When I saw Little John in this film, I was thinking to myself the whole time – this guy looks so familiar, where have I seen him before? It wasn’t till the next day that I realised he is The Blob (the oversized boxing guy) from X-Men Origins: Wolverine. Little John aside, we are here to see Robin Hood himself right? In this 2010 version, Robin is played by Russell Crowe of all people. A little too old maybe, maybe definitely, considering this film is the ORIGIN of the character.
Russell Crowe’s acting is nothing to complain about, although you may think you are watching Gladiator again. Actually, it’s the Gladiator character put into a Kingdom of Heaven setting. And what does Gladiator, Kingdom of Heaven and Robin Hood all have in common?

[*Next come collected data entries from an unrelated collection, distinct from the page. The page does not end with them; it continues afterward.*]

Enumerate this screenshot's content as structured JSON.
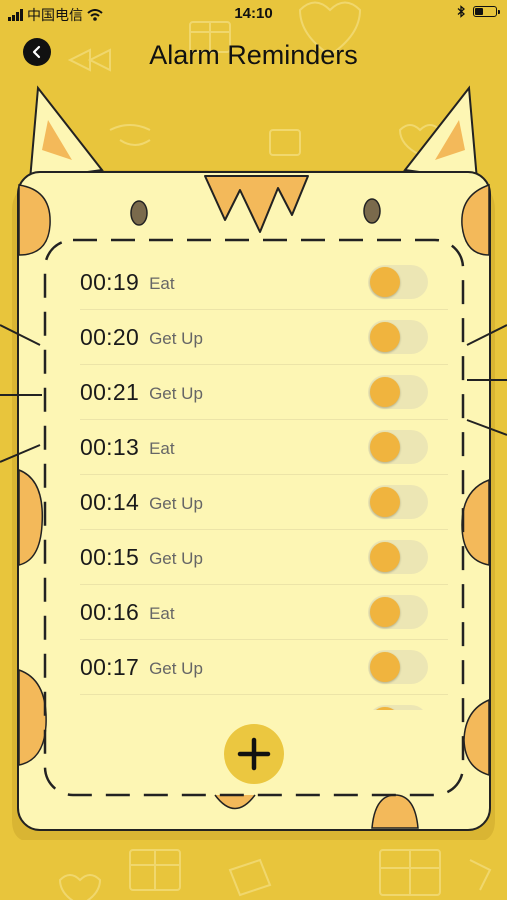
{
  "status_bar": {
    "carrier": "中国电信",
    "time": "14:10"
  },
  "nav": {
    "title": "Alarm Reminders",
    "back_icon": "back-arrow-icon"
  },
  "alarms": [
    {
      "time": "00:19",
      "label": "Eat",
      "enabled": true
    },
    {
      "time": "00:20",
      "label": "Get Up",
      "enabled": true
    },
    {
      "time": "00:21",
      "label": "Get Up",
      "enabled": true
    },
    {
      "time": "00:13",
      "label": "Eat",
      "enabled": true
    },
    {
      "time": "00:14",
      "label": "Get Up",
      "enabled": true
    },
    {
      "time": "00:15",
      "label": "Get Up",
      "enabled": true
    },
    {
      "time": "00:16",
      "label": "Eat",
      "enabled": true
    },
    {
      "time": "00:17",
      "label": "Get Up",
      "enabled": true
    }
  ],
  "add_button": {
    "icon": "plus-icon"
  },
  "colors": {
    "background": "#e8c53c",
    "card": "#fdf6b4",
    "accent": "#f0b43e",
    "text": "#1a1a1a"
  }
}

All directed by Ridley Scott, who is eerily becoming one of my favourite directors.
Anyway, Robin is on a delivery mission that takes him and his merry men to a faraway farm. Robin sees things and meets people who helps him learn more about his past. He even visits the place of his ‘creation’. The X-Men Origins: Wolverine moments are interesting but they did not really fit into the rest of the story. There are some emotional problems that Robin is facing, but they never really went anywhere. Maybe I wasn’t paying attention, but I didn’t even know how Robin lost his memory in the first place.

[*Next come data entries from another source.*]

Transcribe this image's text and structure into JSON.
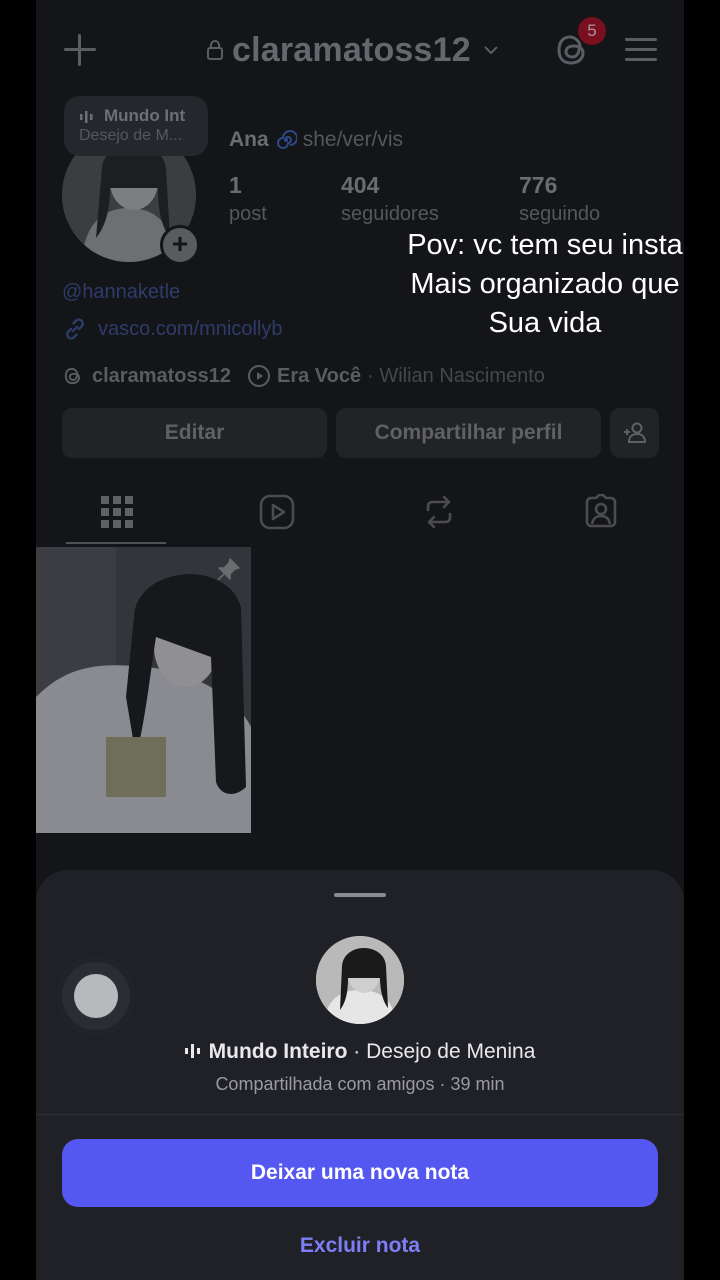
{
  "header": {
    "username": "claramatoss12",
    "notification_count": "5"
  },
  "note": {
    "line1": "Mundo Int",
    "line2": "Desejo de M..."
  },
  "profile": {
    "name": "Ana",
    "pronouns": "she/ver/vis",
    "stats": [
      {
        "value": "1",
        "label": "post"
      },
      {
        "value": "404",
        "label": "seguidores"
      },
      {
        "value": "776",
        "label": "seguindo"
      }
    ],
    "handle": "@hannaketle",
    "link": "vasco.com/mnicollyb",
    "threads_handle": "claramatoss12",
    "music_title": "Era Você",
    "music_artist": "· Wilian Nascimento"
  },
  "buttons": {
    "edit": "Editar",
    "share": "Compartilhar perfil"
  },
  "tabs": [
    "grid-icon",
    "reels-icon",
    "reposts-icon",
    "tagged-icon"
  ],
  "overlay": {
    "line1": "Pov: vc tem seu insta",
    "line2": "Mais organizado que",
    "line3": "Sua vida"
  },
  "sheet": {
    "song_title": "Mundo Inteiro",
    "song_artist": " · Desejo de Menina",
    "subtitle": "Compartilhada com amigos · 39 min",
    "primary_button": "Deixar uma nova nota",
    "secondary_button": "Excluir nota"
  },
  "colors": {
    "accent": "#5558f0",
    "link": "#7d7ff8",
    "badge": "#7a0f1f"
  }
}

More interesting is the war story between the English and the French. Mark Strong plays the villain in this film, who is the roughly same evil schemer he was in Sherlock Holmes and Kick Ass. Here, he gets into a rivalry with Robin and both their armies battle it out on a beach. It’s a giant battle, but nothing we haven’t seen before elsewhere. Nevertheless, the action in this film is dramatic enough and packs enough punch to stir up your excitement.

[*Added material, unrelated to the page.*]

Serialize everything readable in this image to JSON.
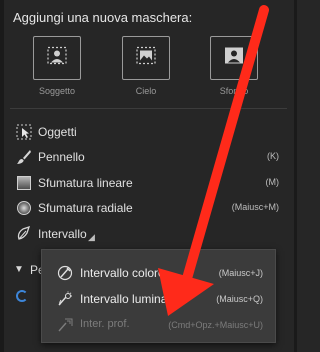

If you are thinking of making the whole family sit down and watch a fun Robin Hood movie, be informed that this is not the Robin Hood that older folks are familiar with. 2010’s Robin Hood is essentially a dark war story that gets violent occasionally. There is a tiny bit of nostalgic Robin Hood adventure, but the light-hearted stuff is kept to a bare minimum.
This film ends with a The Dark Knight moment of Robin Hood being declared an outlaw, and bigger adventures seem to be on the horizon for the wanted archer. I’m not sure if I really want to see a sequel to this version of Robin Hood, but Ridley Scott’s good direction and Russell Crowe’s convincing performance makes this film better than it otherwise would have been.